Language / Locale identifiers

Sun Dec 12 02:09:08 CET 2010

Peter Constable <petercon at microsoft dot com> wrote:

>> The new extension, identified by the singleton 'u', allows a wide 
>> variety of locale-related data items to be included in language tags, 
>> completely within the framework of BCP 47.
>
> From the perspective of BCP 47, such tags are appropriately described 
> as "language tags" with an extension not interpretable in terms of BCP 
> 47. In other words, a language tag with some extra black-box stuff. 
> But in terms of the extension, such tags are not "language tags" but 
> rather are "locale identifiers".

Section 3.7 of 5646 says extension subtags "are reserved for the 
generation of identifiers that contain a language component and are 
compatible with applications that understand language tags."  A tag like 
"he-IL-u-ca-hebrew" is indeed a BCP 47-conformant identifier, 
functionally equivalent to a language tag, although it is true that the 
extension part cannot be interpreted using BCP 47 and the LSR alone. 
Before RFC 6067 was published, a tag like this would not have been BCP 
47-conformant.

>> For example, in an environment where language tags are used as locale 
>> identifiers,
>
> That should be, "in an environment in which locale tags are used"

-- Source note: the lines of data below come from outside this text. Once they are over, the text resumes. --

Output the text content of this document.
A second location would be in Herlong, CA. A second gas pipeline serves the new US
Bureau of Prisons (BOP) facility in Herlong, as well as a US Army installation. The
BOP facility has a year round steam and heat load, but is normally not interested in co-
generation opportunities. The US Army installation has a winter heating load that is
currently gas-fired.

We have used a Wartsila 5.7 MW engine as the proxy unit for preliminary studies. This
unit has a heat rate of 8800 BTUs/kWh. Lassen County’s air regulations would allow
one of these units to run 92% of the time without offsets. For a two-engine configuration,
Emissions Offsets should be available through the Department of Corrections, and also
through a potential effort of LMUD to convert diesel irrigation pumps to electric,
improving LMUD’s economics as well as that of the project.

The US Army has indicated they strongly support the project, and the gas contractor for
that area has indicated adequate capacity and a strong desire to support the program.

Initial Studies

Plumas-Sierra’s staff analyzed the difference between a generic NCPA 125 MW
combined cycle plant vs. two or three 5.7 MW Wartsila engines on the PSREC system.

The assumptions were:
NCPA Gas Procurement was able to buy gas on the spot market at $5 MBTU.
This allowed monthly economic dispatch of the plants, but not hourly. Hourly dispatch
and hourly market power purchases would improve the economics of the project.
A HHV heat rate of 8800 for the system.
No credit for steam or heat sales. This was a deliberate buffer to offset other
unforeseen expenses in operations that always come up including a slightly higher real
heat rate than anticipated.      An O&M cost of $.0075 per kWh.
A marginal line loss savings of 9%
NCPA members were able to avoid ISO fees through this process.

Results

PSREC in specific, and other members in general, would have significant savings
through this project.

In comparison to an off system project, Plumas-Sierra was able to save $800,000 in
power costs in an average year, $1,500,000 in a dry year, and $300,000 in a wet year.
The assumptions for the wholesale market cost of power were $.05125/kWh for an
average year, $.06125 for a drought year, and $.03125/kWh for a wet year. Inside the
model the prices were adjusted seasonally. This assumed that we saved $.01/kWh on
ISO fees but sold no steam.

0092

If these were not intended to be valid language tags, there would have 
been no point in creating RFC 6067.  Plus, as I said, at least a few of 
the extension keys do represent language-identification data. 
Specifying "Traditional Chinese financial numerals" may add the same 
sort of language-tagging value that specifying "Traditional Chinese 
script" adds.

> And this characterization of the meaning
>
>> he-IL-u-ca-hebrew
>> (Hebrew as used in Israel, using the traditional Hebrew calendar)
>
> Is also not quite right: "he-IL-u-ca-hebrew" denotes the _locale_ 
> 'Hebrew-Israel with Hebrew calendar'. One can infer the language 
> 'Hebrew as used in Israel' from that, but in the context in which the 
> extension is interpretable this is not a _language tag_ but rather a 
> _locale identifier_.

I concede this relatively minor distinction.  Calendar information is 
clearly about locales and not languages.  Nevertheless, the tag itself —which 
is obviously intended to identify a locale or locale setting —is now 
syntactically valid as a language tag, in a way that was not true a week 
ago.

> A detail regarding the Unicode language and locale identifiers worth 
> pointing out is that not all valid BCP 47 language tags are valid 
> Unicode language IDs, and there is a special-case ID that is permitted 
> that is not a valid BCP 47 language tag. The syntax is:
>
> ="root"
> / unicode_language_subtag
>  [sep unicode_script_subtag]
>  [sep unicode_region_subtag]
>  *(sep unicode_variant_subtag)
>
> where sep is "-" and unicode_language_X is any LSTR subtag of type X.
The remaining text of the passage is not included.